The folders `inputs/FamilyTreeNoNum`, `inputs/SatelliteNoNum` and `inputs/TaxationNoNum` contains models generated with an earlier version of the generator (without numeric attribute support) for comparison.

Upon executing the _MeasureDiversity_ launch configuration in Eclipse, the output file `~/eclipse-workspace/models20.diversity-calculator/inputs/diversity.csv` is produced.

## Statistical analysis

To recreate the diagrams presented in our paper with the newly created statistical data, follow the instructions below.

The data analysis pipeline uses a [Jupyter](https://jupyter.org/) [R](https://www.r-project.org/) notebook run inside a [Docker](https://www.docker.com/) container to produce the plots.

### Preparing the raw data

The inputs for the analysis are stored in `~/data-analysis/measurements`. No further tasks are required if one wishes to run the analysis on them.

Nevertheless, it is possible to run the analysis on other data. To do so, raw statistical logs from `~/VIATRA-Generator/Tests/MODELS2020/case.study.pledge.run/measurements/stats` must be copied to `~/data-analysis/measurements/stats`. The file names for the logs as produced by `run.sh` contain timestamps to unambiguously store the results of multiple measurement campaigns. The logs must be renamed to remove the timestamps so that the R notebook can find and load them. Alternately, the paths in the R notebook may be edited to refer to the logs by timestamp.

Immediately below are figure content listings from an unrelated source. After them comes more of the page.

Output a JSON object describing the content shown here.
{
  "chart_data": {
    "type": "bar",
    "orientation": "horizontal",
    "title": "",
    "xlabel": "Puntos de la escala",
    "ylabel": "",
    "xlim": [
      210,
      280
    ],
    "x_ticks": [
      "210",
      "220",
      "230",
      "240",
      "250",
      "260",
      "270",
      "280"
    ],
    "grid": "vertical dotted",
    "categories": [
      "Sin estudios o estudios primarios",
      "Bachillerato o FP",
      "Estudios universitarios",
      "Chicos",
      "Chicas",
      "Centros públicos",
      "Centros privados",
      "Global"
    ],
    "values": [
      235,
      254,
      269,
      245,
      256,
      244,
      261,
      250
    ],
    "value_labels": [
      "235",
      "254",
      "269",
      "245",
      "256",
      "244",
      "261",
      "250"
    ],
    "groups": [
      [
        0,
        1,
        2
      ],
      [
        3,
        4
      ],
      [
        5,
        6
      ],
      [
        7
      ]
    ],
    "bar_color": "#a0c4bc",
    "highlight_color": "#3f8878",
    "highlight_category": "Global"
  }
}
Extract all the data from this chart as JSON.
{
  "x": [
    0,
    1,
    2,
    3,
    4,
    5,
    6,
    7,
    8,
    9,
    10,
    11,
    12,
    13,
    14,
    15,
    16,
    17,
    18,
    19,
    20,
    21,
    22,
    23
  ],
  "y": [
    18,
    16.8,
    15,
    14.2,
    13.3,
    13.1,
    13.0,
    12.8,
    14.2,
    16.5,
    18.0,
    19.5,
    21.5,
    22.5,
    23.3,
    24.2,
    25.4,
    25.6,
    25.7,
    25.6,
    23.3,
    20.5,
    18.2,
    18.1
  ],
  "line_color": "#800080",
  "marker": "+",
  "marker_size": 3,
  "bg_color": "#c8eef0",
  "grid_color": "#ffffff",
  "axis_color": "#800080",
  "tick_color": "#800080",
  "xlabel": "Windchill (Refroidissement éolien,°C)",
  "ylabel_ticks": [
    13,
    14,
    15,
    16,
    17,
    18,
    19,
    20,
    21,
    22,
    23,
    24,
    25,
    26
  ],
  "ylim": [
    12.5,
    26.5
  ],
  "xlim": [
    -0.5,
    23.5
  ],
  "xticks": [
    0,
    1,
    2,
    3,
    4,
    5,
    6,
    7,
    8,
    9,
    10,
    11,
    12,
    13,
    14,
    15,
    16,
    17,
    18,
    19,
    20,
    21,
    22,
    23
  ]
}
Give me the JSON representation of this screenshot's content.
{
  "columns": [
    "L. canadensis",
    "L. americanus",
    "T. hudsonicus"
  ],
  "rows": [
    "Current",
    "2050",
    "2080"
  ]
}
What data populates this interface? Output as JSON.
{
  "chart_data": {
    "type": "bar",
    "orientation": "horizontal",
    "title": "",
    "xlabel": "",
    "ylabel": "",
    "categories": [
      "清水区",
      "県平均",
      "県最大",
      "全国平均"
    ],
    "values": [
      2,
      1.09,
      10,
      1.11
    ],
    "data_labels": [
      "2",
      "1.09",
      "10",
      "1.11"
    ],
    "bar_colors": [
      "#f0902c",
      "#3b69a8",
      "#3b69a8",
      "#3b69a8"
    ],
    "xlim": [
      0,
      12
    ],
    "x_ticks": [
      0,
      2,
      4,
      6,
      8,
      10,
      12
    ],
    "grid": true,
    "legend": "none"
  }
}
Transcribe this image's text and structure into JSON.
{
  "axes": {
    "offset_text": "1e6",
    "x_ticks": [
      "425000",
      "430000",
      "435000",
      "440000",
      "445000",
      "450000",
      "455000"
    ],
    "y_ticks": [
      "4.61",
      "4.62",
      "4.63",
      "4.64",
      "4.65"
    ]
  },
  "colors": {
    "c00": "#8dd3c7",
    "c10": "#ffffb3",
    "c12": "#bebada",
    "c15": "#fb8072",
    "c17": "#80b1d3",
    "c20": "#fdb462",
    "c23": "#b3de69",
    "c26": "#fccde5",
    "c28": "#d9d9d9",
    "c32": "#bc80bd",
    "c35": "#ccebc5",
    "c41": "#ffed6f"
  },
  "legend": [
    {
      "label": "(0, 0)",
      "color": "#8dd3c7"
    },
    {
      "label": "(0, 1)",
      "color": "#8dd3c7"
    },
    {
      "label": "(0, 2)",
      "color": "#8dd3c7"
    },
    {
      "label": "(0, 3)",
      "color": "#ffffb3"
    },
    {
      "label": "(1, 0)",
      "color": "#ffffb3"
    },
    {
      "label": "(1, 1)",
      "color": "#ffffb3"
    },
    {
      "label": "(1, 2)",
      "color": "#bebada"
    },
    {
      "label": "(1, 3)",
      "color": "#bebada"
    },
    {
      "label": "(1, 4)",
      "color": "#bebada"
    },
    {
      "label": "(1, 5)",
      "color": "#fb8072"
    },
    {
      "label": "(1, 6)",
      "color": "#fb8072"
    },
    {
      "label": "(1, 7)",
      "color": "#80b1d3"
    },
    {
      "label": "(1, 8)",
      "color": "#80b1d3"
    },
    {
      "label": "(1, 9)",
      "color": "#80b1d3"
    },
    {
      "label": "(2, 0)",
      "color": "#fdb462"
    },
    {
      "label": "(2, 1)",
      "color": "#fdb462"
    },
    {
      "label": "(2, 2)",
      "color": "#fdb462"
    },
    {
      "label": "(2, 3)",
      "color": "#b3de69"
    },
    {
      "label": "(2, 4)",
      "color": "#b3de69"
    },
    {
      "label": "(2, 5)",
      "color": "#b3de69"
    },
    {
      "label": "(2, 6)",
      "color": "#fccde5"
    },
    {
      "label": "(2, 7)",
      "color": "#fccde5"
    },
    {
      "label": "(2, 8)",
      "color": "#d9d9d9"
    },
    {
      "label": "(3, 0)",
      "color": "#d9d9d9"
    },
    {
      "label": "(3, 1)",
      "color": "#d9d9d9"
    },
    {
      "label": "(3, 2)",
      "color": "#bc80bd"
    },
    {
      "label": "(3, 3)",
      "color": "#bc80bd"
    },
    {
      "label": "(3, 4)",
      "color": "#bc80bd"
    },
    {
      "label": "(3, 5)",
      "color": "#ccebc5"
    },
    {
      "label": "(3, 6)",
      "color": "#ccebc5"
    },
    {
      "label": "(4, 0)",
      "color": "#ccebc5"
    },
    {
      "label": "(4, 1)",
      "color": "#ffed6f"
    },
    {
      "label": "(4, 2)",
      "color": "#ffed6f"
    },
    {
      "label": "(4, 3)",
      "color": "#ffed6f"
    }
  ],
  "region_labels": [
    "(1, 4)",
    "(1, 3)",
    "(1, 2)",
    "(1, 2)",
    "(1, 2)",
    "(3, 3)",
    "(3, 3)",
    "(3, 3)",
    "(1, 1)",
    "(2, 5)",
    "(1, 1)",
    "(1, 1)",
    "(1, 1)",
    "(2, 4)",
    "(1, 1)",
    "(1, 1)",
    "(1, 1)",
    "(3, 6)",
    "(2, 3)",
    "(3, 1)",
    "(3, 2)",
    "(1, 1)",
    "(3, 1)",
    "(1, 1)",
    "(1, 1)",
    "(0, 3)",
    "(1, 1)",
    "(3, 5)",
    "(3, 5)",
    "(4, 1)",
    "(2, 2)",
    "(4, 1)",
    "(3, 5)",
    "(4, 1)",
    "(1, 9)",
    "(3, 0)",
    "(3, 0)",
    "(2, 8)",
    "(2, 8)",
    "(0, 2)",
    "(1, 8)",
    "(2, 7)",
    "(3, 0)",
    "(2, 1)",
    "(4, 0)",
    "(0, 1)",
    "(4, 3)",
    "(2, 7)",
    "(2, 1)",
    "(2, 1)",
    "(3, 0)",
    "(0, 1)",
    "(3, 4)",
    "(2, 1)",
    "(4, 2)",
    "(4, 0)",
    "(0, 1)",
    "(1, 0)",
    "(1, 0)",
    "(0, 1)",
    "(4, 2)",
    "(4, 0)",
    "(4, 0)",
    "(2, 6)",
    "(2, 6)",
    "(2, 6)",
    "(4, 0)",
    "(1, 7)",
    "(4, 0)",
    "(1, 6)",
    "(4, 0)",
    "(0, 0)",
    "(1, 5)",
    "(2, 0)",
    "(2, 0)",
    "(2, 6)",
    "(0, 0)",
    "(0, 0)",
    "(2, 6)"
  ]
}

Moreover, the diversity measurement results from `~/eclipse-workspace/models20.diversity-calculator/inputs/diversity.csv` must be copied to `~/data-analysis/measurements/diversity.csv`.

Lastly, in Fedora 32, the SELinux security context of the newly copied files must be changed so that Docker is allowed to access them:

    sudo chcon -Rt svirt_sandbox_file_t ~/data-analysis/

If `sudo` prompts for a password, the password `models20` of the `models` user should be provided.

### Running the Jupyter notebook

The Jupyer Docker container may be started with

    docker run --rm -p 8888:8888 -v /home/models/data-analysis:/home/jovyan/work jupyter/r-notebook

Upon starting the container, it will display instructions to access it via a web browser by navigatin to the URL `http://127.0.0.1:8888/?token=<security-token>`, where `<security-token>` is replaced with a hexadecimal string. Copy the URL from the terminal and open it in Firefox (available from the _Applications_ menu in the top bar).

If you ran your own measurements for RQ1-4, the paths for the statistical logs might need to be adjusted, e.g. if timestamps in log file names were preserved, or if different model sizes were used in RQ2.

The data analysis notebook can be accessed by navigating to `/work/MODELS2020Plots.ipynb` in the Jupyer web interface. To re-run all the analyses, select _Kernel > Restart & Run All_ from the menu and confirm the re-run.

The generated plots are displayed in the web interface. They are also saved as `.pdf` files in the `~/data-analysis` directory.